Louisiana has sent out 69,000 ‘frontline worker’ payments

Grocery and convenience store workers have benefited the most

Louisiana Capitol Building
Photo by Julie O'Donoghue

Louisiana has sent out $250 payments to 69,000 “frontline” workers since the middle of July. The state has spent $17 million of the $50 million the Louisiana Legislature set aside for this program, said Kimberly Robinson, the head of the state department of revenue. 

The state only has enough money to assist about 200,000 workers. Overall, the state has received 240,000 applications for the assistance, but they are seeking more information from some people.

There are those who applied, but entered conflicting information on their forms, which means the state can’t give them  money yet.  Other applicants need to clarify who their employers are, because they either didn’t provide a full name or possibly misspelled it. The department also received 12,000 duplicate applications.

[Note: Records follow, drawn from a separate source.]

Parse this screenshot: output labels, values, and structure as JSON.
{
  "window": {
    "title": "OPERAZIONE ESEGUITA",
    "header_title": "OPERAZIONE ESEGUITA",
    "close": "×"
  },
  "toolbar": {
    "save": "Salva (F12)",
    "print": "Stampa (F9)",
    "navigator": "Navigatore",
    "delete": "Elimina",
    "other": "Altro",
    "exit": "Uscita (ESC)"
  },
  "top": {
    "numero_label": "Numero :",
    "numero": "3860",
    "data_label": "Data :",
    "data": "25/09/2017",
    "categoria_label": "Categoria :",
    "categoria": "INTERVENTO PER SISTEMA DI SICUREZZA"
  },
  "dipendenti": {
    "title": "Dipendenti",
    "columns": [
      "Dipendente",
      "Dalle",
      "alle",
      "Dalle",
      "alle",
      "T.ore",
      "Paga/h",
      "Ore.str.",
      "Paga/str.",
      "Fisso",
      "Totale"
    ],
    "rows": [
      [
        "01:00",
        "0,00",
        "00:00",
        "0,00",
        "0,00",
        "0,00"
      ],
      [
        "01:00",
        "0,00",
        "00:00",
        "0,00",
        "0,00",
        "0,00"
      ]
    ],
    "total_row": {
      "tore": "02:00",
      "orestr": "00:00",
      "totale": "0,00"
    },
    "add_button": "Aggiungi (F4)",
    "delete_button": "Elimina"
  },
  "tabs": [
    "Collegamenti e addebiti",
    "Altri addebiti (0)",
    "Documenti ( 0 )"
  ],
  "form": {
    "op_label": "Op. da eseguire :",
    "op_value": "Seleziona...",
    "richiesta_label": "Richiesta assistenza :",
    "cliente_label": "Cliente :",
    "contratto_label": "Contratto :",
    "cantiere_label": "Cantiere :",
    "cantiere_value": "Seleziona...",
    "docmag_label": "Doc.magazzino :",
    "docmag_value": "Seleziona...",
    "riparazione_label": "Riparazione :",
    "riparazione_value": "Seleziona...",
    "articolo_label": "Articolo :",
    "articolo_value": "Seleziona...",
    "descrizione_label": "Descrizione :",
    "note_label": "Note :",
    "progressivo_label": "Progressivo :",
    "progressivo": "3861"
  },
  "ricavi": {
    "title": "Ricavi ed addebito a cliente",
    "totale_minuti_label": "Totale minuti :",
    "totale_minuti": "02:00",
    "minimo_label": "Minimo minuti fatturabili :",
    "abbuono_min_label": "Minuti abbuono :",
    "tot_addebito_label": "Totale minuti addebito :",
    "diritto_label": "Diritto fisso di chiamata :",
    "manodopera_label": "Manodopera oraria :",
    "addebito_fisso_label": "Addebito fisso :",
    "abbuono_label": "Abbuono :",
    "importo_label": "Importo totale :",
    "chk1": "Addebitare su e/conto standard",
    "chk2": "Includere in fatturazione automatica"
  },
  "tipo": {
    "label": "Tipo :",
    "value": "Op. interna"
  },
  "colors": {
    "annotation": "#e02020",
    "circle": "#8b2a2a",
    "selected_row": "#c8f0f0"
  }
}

People who didn’t fill out their application properly haven’t necessarily missed out on the money. If they turn out to qualify — and they applied in time to receive the funding — they will get $250, Robinson said.  

The “frontline” worker payments are meant to provide some relief to people who had to continue to work in public-facing jobs during the height of the coronavirus pandemic. Eligible workers must have been going into work for at least 200 hours when Louisiana was under its stay-at-home order from March 22 to May 14. They also have to make $50,000 or less per year.

Those who qualify include bus drivers, delivery people, nurses, home health care workers, grocery store employees and first responders, among others. 

About a quarter of the people who have already received money work at either a grocery or convenience store. Health care workers made up the next biggest cohort. The largest employers of those who received the relief include Sam’s Club/Walmart, local health care systems, dollar store chains and pharmacies, she said.

A little over 200 of the applicants were filled out for people who have died. The benefits are still available to families of those frontline workers, Robinson said.